The Diffa region in south-east Niger has been hit hard by increasing extremist violence in the Lake Chad basin that has forced hundreds of thousands into the region. In the first nine months of this year, over 450 acts of killing, kidnapping, sexual and gender-based violence, and other serious incidents were reported.

UNHCR and its partners are currently providing protection and humanitarian aid to more than 265,000 forcibly displaced people including nearly 130,000 Nigerian refugees and asylum seekers, 102,726 internally displaced Nigeriens, and 34,324 returnees in the Diffa region. The COVID-19 pandemic further complicates the response as most of the displaced are sheltering in crowded urban areas where social distancing is impossible.
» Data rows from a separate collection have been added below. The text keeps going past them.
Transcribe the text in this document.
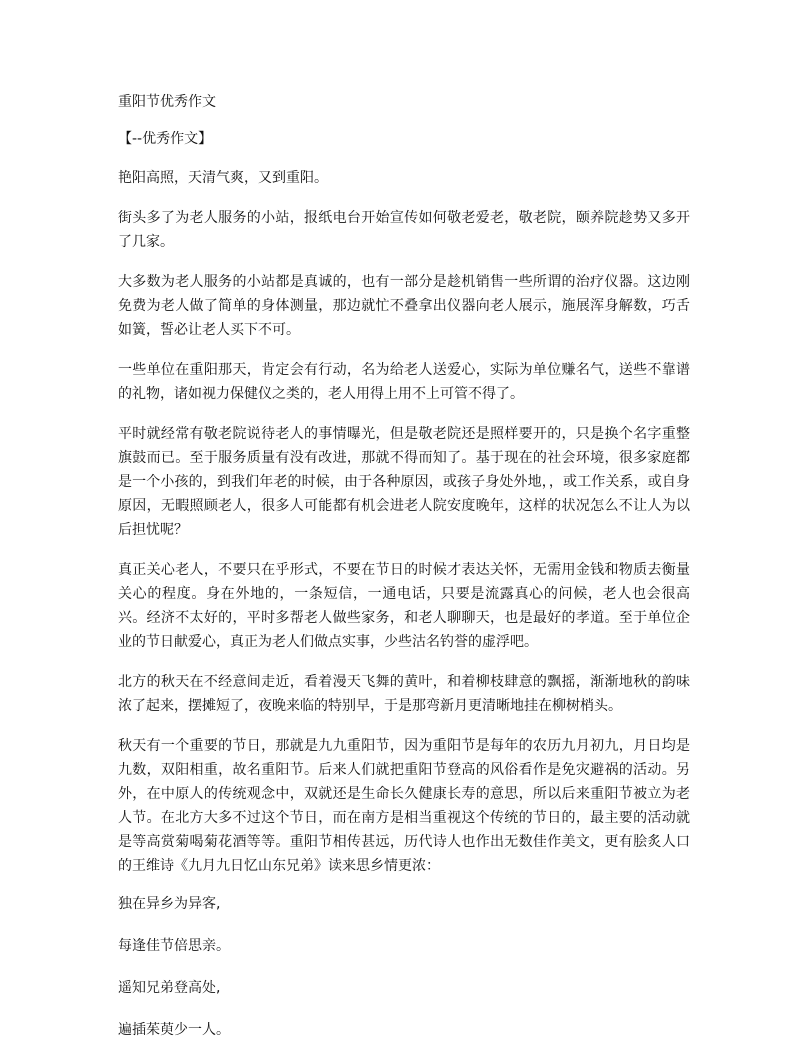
重阳节优秀作文
【--优秀作文】

艳阳高照，天清气爽，又到重阳。

街头多了为老人服务的小站，报纸电台开始宣传如何敬老爱老，敬老院，颐养院趁势又多开了几家。

大多数为老人服务的小站都是真诚的，也有一部分是趁机销售一些所谓的治疗仪器。这边刚免费为老人做了简单的身体测量，那边就忙不叠拿出仪器向老人展示，施展浑身解数，巧舌如簧，誓必让老人买下不可。

一些单位在重阳那天，肯定会有行动，名为给老人送爱心，实际为单位赚名气，送些不靠谱的礼物，诸如视力保健仪之类的，老人用得上用不上可管不得了。

平时就经常有敬老院说待老人的事情曝光，但是敬老院还是照样要开的，只是换个名字重整旗鼓而已。至于服务质量有没有改进，那就不得而知了。基于现在的社会环境，很多家庭都是一个小孩的，到我们年老的时候，由于各种原因，或孩子身处外地，，或工作关系，或自身原因，无暇照顾老人，很多人可能都有机会进老人院安度晚年，这样的状况怎么不让人为以后担忧呢？

真正关心老人，不要只在乎形式，不要在节日的时候才表达关怀，无需用金钱和物质去衡量关心的程度。身在外地的，一条短信，一通电话，只要是流露真心的问候，老人也会很高兴。经济不太好的，平时多帮老人做些家务，和老人聊聊天，也是最好的孝道。至于单位企业的节日献爱心，真正为老人们做点实事，少些沽名钓誉的虚浮吧。

北方的秋天在不经意间走近，看着漫天飞舞的黄叶，和着柳枝肆意的飘摇，渐渐地秋的韵味浓了起来，摆摊短了，夜晚来临的特别早，于是那弯新月更清晰地挂在柳树梢头。

秋天有一个重要的节日，那就是九九重阳节，因为重阳节是每年的农历九月初九，月日均是九数，双阳相重，故名重阳节。后来人们就把重阳节登高的风俗看作是免灾避祸的活动。另外，在中原人的传统观念中，双就还是生命长久健康长寿的意思，所以后来重阳节被立为老人节。在北方大多不过这个节日，而在南方是相当重视这个传统的节日的，最主要的活动就是等高赏菊喝菊花酒等等。重阳节相传甚远，历代诗人也作出无数佳作美文，更有脍炙人口的王维诗《九月九日忆山东兄弟》读来思乡情更浓：

独在异乡为异客,
每逢佳节倍思亲。
遥知兄弟登高处,
遍插茱萸少一人。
Despite increased insecurity, Niger continues to show generosity towards people fleeing violence in the Lake Chad and Niger’s Sahel regions.

UNHCR is also calling for increased financial support to ensure a comprehensive response to humanitarian emergencies in the Lake Chad Basin, where 300,000 people have been forced to flee violence as refugees and another 2.9 million people are displaced within their own country. As of early December, 52 per cent of the US$126.3 million required for the region had been funded.

Strengthening capacity across the Sahel and Lake Chad Basin remains critical to swiftly address the challenges in the region to respond to population movements through initiatives such as the Bamako Process and the Abuja Action Statement, launched in 2019.